Given royalty has the means to enjoy fine things, pretty soon nosegays were contained in silver vases – and these tiny, now antique, vases are also known as tussie mussies. Back then "tus" meant a flower cluster.

When we'd arrived at the museum, we met a friend dressed Victorian style riding side saddle on her horse and another young woman zipping around in a gig pulled by a mini pony.

As we meandered, we met other volunteers dressed in grand outfits of yesteryear. One told us she'd been assessed as looking very "upstairs". Surely not too many settlers, with the challenges they faced and a sorry lack of servants, managed to pull off that look.

Volunteers made prints, shod a horse, played music and guided and entertained the many ambling visitors. The feeling of warmth and sense of pride and camaraderie were something special.

That day I decided the differences between the interests of males and females can't solely be due to nurture not nature. While women composed and carried tussie mussies, a bevy of blokes gathered around a remarkable engine which hummed – or even purred.

"Pity no one's made a motor mower that sounds like that," I said to the farmer who assured me that this ancient motor's low volume was due to its considerable size.

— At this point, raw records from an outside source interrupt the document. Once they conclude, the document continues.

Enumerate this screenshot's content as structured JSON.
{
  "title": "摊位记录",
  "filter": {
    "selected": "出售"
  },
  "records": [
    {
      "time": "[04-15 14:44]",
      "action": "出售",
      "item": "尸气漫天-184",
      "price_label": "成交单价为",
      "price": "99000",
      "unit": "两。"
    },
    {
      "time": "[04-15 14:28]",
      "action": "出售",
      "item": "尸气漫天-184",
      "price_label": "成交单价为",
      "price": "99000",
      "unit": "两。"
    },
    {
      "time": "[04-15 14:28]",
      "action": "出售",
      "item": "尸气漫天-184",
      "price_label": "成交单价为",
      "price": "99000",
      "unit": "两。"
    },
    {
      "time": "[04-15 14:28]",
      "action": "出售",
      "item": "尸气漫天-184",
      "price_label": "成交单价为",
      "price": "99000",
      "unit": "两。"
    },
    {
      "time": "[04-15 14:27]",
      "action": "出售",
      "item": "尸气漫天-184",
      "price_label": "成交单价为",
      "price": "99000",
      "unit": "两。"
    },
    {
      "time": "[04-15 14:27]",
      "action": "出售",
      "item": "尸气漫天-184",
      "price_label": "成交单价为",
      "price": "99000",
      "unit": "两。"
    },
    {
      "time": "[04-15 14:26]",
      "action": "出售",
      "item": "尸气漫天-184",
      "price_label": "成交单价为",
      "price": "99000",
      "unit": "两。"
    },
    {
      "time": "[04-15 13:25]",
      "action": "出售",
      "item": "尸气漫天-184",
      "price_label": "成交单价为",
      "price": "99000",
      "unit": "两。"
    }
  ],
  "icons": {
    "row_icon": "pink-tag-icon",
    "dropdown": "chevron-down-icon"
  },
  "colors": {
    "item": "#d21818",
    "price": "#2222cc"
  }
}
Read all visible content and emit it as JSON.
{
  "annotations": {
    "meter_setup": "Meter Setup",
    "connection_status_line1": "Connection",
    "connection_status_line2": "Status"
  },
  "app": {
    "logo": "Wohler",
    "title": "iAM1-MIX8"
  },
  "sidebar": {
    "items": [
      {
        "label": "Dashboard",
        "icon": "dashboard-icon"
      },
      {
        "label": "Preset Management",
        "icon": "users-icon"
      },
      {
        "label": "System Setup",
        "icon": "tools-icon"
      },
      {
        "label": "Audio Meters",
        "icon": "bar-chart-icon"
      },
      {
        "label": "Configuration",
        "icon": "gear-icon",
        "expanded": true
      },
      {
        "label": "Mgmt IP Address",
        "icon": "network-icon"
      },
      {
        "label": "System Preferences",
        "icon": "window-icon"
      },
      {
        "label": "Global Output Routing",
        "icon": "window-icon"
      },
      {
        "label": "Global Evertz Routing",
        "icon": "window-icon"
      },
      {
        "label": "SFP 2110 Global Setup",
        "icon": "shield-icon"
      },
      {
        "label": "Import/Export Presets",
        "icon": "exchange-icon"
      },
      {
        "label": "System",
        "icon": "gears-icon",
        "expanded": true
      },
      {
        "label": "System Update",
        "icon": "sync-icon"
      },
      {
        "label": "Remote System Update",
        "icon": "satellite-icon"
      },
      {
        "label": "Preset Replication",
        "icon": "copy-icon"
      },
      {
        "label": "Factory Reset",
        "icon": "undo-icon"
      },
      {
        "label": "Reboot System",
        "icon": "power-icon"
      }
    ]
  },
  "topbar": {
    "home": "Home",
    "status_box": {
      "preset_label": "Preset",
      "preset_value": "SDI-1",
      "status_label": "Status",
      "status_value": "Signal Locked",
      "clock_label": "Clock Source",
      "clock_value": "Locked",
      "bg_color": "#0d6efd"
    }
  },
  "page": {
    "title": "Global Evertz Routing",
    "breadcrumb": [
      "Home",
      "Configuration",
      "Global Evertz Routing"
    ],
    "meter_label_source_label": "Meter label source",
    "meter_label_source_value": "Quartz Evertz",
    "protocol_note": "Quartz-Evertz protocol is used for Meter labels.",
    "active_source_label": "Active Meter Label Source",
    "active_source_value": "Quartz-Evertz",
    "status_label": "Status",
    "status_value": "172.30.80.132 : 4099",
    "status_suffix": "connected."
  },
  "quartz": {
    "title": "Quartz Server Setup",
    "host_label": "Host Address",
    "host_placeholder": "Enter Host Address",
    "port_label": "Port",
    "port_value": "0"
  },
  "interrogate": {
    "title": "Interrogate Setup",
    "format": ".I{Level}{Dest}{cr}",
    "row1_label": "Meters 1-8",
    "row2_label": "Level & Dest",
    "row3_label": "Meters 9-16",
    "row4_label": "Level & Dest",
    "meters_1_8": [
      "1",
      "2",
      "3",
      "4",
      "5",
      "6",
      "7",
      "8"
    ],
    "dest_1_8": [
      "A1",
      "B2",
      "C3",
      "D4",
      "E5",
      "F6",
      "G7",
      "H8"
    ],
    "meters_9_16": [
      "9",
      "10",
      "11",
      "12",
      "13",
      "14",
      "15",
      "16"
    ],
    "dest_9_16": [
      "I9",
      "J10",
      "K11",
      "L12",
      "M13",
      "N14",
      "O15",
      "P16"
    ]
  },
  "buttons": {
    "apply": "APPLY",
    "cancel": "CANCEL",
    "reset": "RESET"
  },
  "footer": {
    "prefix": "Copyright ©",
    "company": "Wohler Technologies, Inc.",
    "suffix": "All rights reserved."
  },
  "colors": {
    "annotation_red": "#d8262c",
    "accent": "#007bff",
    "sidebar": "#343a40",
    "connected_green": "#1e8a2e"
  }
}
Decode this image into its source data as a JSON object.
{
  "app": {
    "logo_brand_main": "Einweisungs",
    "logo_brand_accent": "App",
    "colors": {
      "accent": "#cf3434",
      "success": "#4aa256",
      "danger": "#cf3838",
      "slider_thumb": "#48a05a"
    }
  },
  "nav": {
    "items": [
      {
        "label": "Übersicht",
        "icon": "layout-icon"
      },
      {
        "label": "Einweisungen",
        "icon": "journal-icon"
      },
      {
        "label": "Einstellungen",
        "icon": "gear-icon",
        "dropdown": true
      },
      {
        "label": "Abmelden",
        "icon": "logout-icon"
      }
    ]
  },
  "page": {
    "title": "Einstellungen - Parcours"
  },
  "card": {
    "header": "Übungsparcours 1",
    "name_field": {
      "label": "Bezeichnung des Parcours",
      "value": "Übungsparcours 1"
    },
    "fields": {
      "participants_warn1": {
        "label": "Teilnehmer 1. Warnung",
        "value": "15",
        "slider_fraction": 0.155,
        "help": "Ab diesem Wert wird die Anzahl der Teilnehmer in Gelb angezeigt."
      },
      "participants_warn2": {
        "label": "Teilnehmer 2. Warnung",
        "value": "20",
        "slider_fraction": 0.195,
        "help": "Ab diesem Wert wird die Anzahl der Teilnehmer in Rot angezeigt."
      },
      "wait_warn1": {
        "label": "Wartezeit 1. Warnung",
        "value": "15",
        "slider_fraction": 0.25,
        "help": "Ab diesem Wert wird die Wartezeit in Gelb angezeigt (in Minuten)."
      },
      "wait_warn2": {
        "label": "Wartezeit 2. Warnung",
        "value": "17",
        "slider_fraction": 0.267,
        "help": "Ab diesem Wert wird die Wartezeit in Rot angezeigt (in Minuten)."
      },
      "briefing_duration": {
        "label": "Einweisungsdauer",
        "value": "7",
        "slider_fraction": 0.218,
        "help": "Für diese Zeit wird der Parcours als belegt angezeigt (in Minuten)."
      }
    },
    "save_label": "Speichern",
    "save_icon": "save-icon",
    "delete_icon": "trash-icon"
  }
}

The farmer and I were at The Kauri Museum to help promote Otamatea HarbourCare whose mission it is to plant vast riparian areas in order to limit farm run off and improve water quality in the Kaipara Harbour.

The charity is led by Mark Vincent who you'll see this Sunday on Country Calendar at Bryce and Aneta Lupton's farm. Early this winter a crew of us showed up there to plant a few thousand young native trees in a valley that feeds the Kaipara Harbour.

You might even see the farmer and me - he'll be the one of the end of a spade.

The crew filmed us as we worked, both from the ground and via a drone which was the cause of much excited curiosity.

The vibe on that day was special too. Despite being volunteers who'd not worked together before, we operated as smoothly as the well-oiled machine at The Kauri Museum.